O Grinch estava navegando pelo Mediterrâneo a partir do porto russo de Murmansk, no Ártico. Está agora sob guarda, num porto no sul da França, perto de Marselha.
Embora Moscovo ainda não tenha feito comentários, Macron disse na quinta-feira que a frota sombra ajudou a “financiar a guerra de agressão da Rússia contra a Ucrânia”.
A promotoria de Marselha disse que o restante da tripulação do navio – todos indianos – foi “mantido a bordo” enquanto o capitão de 58 anos era levado sob custódia.

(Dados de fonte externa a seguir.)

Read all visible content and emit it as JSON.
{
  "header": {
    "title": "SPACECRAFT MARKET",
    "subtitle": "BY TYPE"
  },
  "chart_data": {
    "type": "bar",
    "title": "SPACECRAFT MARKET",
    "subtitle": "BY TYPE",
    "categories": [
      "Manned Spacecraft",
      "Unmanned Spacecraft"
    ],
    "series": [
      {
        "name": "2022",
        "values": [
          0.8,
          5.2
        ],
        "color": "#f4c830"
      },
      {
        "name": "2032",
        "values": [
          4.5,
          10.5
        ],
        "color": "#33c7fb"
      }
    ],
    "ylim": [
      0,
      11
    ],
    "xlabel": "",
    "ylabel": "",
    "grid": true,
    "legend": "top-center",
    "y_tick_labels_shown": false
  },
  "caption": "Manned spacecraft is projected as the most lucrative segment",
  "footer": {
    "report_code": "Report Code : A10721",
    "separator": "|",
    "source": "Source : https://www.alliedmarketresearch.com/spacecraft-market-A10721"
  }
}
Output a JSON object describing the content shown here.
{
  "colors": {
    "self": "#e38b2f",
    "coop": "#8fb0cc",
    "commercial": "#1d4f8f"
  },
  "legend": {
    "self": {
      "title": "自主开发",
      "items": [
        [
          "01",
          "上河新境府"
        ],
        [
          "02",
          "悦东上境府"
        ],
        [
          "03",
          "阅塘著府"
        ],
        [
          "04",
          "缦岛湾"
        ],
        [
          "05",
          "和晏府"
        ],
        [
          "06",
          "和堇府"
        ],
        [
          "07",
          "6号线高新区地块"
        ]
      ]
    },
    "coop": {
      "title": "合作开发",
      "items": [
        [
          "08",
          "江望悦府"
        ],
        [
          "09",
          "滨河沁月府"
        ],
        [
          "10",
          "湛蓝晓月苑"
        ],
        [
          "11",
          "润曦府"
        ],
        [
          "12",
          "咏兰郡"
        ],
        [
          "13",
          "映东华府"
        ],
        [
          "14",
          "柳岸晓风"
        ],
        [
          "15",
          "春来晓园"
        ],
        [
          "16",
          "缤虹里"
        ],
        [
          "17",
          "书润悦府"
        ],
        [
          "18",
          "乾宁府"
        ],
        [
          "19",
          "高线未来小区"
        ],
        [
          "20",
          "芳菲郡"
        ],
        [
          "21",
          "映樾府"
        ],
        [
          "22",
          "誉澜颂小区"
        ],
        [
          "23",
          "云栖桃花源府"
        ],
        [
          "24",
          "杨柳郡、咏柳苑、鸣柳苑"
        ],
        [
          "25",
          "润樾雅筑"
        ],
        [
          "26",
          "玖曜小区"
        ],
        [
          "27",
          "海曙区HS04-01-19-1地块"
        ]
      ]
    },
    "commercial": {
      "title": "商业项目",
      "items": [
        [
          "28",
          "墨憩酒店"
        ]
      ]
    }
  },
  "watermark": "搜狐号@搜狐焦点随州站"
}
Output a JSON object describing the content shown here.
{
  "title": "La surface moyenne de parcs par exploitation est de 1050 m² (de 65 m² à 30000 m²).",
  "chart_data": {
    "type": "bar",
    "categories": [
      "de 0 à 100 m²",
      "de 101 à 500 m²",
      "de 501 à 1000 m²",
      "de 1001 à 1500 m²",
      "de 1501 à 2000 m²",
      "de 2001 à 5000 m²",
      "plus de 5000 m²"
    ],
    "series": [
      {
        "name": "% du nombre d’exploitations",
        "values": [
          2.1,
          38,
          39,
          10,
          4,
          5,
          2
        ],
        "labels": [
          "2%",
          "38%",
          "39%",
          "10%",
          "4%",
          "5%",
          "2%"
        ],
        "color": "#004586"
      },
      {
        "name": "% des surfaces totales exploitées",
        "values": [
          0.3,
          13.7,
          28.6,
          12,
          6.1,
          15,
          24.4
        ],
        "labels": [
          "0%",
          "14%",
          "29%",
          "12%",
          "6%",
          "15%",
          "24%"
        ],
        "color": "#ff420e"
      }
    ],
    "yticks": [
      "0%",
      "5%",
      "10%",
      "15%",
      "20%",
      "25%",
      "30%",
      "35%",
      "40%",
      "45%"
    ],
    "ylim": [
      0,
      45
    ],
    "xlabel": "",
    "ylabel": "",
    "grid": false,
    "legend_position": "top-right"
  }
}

“O objetivo da investigação é verificar a validade da bandeira usada pelo petroleiro”, disseram os promotores. Relatos da mídia francesa disseram que ele navegava sob bandeira das Ilhas Comores.
Autoridades dizem que zonas de exclusão náutica e aérea foram criadas ao redor do ancoradouro.
Estado-Maior Conjunto Francês das Forças Armadasanunciando Apreendido na quinta-feiraMacron disse: “Estamos determinados a defender o direito internacional e garantir a aplicação eficaz das sanções”.
Após a invasão em grande escala da Ucrânia pela Rússia em 2022, muitos países ocidentais impuseram sanções às forças russas.
No início de Janeiro, as forças armadas britânicas apoiaram uma operação dos EUA no Atlântico para apreender um navio-tanque de bandeira russa que as autoridades dos EUA disseram ter violado as sanções ao transportar petróleo para a Venezuela e a Rússia.
Em outubro passado, A França apreendeu outro navio-tanque autorizado, o BoraPoucos dias depois foi lançado na costa oeste.
As frotas clandestinas estão a tornar-se cada vez mais comuns, sendo a Venezuela, o Irão e a Rússia acusados de as utilizar para escapar às sanções ao petróleo.
A empresa de inteligência financeira S&P Global estima que um em cada cinco petroleiros em todo o mundo é usado para contrabandear petróleo de países embargados.